In terms of considering solving the impossible, I’m not sure whether people thought getting vastly higher levels of efficiency from a pneumatic system was impossible, but certainly no one had ever done it before.

While the technology can be scaled massively up or down and is very flexible in terms of the materials that can be used, what is consistent across all applications of the technology is the delivery of better performance, at lower cost and, in a very sustainable fashion. This is both in terms of the performance of the application itself and its environmental impact – its’ efficiency, lack of waste and ability to establish new standards, all of which ultimately delivers value to customers and a genuine and sustainable competitive advantage.

Hammerforce is absolutely focused on sustainability, the resilience of its customers and more broadly the environment in which they work in. So, in the longer term, the company is very well positioned to take advantage of the opportunities this accelerated trend presents and help its partners create real value.

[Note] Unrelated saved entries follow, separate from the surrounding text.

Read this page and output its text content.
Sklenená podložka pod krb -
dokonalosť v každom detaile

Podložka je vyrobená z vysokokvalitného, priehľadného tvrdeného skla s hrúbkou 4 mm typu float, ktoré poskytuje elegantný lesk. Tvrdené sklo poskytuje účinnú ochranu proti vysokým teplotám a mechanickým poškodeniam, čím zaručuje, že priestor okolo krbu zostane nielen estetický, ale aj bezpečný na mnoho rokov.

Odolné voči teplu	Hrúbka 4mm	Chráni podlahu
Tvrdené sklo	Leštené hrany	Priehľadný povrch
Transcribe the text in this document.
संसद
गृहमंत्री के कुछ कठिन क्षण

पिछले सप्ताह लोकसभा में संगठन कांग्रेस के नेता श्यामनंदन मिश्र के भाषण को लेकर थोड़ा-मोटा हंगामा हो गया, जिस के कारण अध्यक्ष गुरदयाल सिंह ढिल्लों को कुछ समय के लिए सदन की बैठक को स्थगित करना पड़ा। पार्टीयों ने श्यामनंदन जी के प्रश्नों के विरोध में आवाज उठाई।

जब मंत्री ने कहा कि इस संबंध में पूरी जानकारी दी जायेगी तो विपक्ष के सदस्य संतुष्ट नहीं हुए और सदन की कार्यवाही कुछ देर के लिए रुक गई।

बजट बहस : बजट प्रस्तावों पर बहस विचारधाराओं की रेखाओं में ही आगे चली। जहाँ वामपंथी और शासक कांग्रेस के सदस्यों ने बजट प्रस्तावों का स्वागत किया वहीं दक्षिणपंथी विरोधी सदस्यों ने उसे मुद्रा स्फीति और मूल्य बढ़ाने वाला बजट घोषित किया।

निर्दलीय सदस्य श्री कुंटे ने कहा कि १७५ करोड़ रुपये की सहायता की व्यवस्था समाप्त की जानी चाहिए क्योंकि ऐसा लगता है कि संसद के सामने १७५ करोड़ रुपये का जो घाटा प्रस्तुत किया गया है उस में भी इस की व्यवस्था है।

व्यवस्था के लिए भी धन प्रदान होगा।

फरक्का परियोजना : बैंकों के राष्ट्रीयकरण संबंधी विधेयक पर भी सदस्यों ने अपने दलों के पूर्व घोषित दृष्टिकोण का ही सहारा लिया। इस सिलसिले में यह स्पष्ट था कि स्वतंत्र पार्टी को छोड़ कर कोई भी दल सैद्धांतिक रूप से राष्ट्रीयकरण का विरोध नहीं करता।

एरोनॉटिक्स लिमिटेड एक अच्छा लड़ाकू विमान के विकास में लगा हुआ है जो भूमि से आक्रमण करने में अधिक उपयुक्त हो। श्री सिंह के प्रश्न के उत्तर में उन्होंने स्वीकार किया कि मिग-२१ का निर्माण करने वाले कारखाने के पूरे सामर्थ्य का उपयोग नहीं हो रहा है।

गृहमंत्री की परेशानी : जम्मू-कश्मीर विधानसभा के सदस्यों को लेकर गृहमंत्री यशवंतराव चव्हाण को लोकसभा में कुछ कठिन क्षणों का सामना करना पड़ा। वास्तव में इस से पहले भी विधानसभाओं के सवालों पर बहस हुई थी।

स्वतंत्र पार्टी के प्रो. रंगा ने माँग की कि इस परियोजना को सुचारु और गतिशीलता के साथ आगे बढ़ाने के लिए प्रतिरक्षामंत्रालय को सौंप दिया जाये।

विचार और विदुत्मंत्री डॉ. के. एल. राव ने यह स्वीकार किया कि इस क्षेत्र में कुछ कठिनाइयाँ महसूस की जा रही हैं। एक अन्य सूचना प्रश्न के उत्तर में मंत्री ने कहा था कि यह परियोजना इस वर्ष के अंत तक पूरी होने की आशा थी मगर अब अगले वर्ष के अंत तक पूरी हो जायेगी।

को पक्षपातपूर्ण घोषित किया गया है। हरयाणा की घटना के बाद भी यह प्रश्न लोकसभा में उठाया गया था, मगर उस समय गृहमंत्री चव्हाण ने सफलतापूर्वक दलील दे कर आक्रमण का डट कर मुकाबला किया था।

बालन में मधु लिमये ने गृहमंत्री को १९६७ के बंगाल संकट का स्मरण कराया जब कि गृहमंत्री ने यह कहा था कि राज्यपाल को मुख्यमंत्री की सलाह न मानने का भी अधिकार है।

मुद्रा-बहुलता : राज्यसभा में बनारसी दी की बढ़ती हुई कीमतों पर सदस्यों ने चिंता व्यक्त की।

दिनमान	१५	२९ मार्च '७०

This pandemic and the response to this pandemic, should really be changing people’s minds about what is, and what isn’t possible, and the degrees of freedom we give ourselves to deal with the opportunities and the challenges we face.

Many people have said the world will be forever different. Sure, there will be long-lasting changes, but I think the most powerful of these changes will come from the realisation that we’re actually only constrained by the constraints we impose upon ourselves.

As countries, businesses and individuals we choose what those constraints are. What we have demonstrated to ourselves over the past few months is that we can do extraordinary, unprecedented, unthought of and apparently impossible things and we can do them at pace.

The seemingly impossible is no longer so.